Xbox 360 Sales Ban in Germany

Xbox 360 currently banned in Germany, along with other Microsoft products such as Windows 7

Thanks to an ongoing patent law battle Microsoft products including the Xbox 360 and, even more incredibly, Windows 7, are  likely to be banned from sale in Germany.

Now it’s important that companies are held to account for their actions and made to take their responsibilities seriously, but this seems a grotesque over-reaction. Not only will gamers not currently be able to get hold of perhaps the most important console of the current generation but surely now the procurement policies of a lot of businesses will be thrown into turmoil as they can no longer acquire new PCs running the worlds most popular operating system.
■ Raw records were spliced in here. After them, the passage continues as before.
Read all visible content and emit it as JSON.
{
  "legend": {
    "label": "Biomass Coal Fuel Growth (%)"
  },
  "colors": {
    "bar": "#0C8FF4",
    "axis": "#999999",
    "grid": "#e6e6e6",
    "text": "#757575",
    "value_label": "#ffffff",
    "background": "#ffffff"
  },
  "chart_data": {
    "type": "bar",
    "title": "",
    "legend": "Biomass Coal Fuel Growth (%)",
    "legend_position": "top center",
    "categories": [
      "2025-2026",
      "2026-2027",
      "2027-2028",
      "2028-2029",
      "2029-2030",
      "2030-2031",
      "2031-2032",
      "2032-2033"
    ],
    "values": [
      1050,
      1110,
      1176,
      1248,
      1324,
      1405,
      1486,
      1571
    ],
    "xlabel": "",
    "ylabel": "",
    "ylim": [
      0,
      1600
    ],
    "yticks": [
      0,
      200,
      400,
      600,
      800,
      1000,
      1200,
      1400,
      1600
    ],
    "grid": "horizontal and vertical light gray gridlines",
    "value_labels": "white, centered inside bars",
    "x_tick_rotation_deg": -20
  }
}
Has patent law really become so overbearing that it’s capable of temporarily bringing big chunks of the gaming hobby and the technology business to its knees? I see shades of the legal fight over media copyright here and am forced to repeat what’s quickly becoming a very tired old saw: that technology is currently moving a lot faster than the ability of nation states to keep up with it. Sooner or later, something is going to have to give.

3 Responses to “Xbox 360 Sales Ban in Germany”

  1. Dorkmaster Flek May 2, 2012 at 10:04 am #

    I don’t know about the 360, but when it comes to Windows, I think The Pirate Bay laughs in the face of you silly sales ban. And yes, I think it is justified for German users to pirate Windows if the government refuses to allow it to be sold there.

  2. Scott May 2, 2012 at 10:20 am #

    Is this not further proof that the core principals of Patents are now completely corrupted.

    Saying that I’m currently patenting the Pisslympics.

  3. fring May 2, 2012 at 11:52 am #

    The weirdest thing is that, as I understand it, this entire lawsuit is based off some patents that Motorola registered as being required for, like wifi or something, and which they are required to license to anybody who wants it for some “reasonable” amount (it’s called FRAND). There’s hundreds to thousands of patents like this that companies all pull together and agree that if you license them then everybody gets, like a couple tenths of a cent per patent they contributed and you can use the technology. Except Motorola wants multiple percent (instead of cents) of the products and they’ve managed to convince Germany that this is reasonable. In the meantime, the EU is preparing this massive investigation into the practice and are probably going to end up fining Motorola massive amounts of money for being ridiculous. So, there should be a positive ending to this.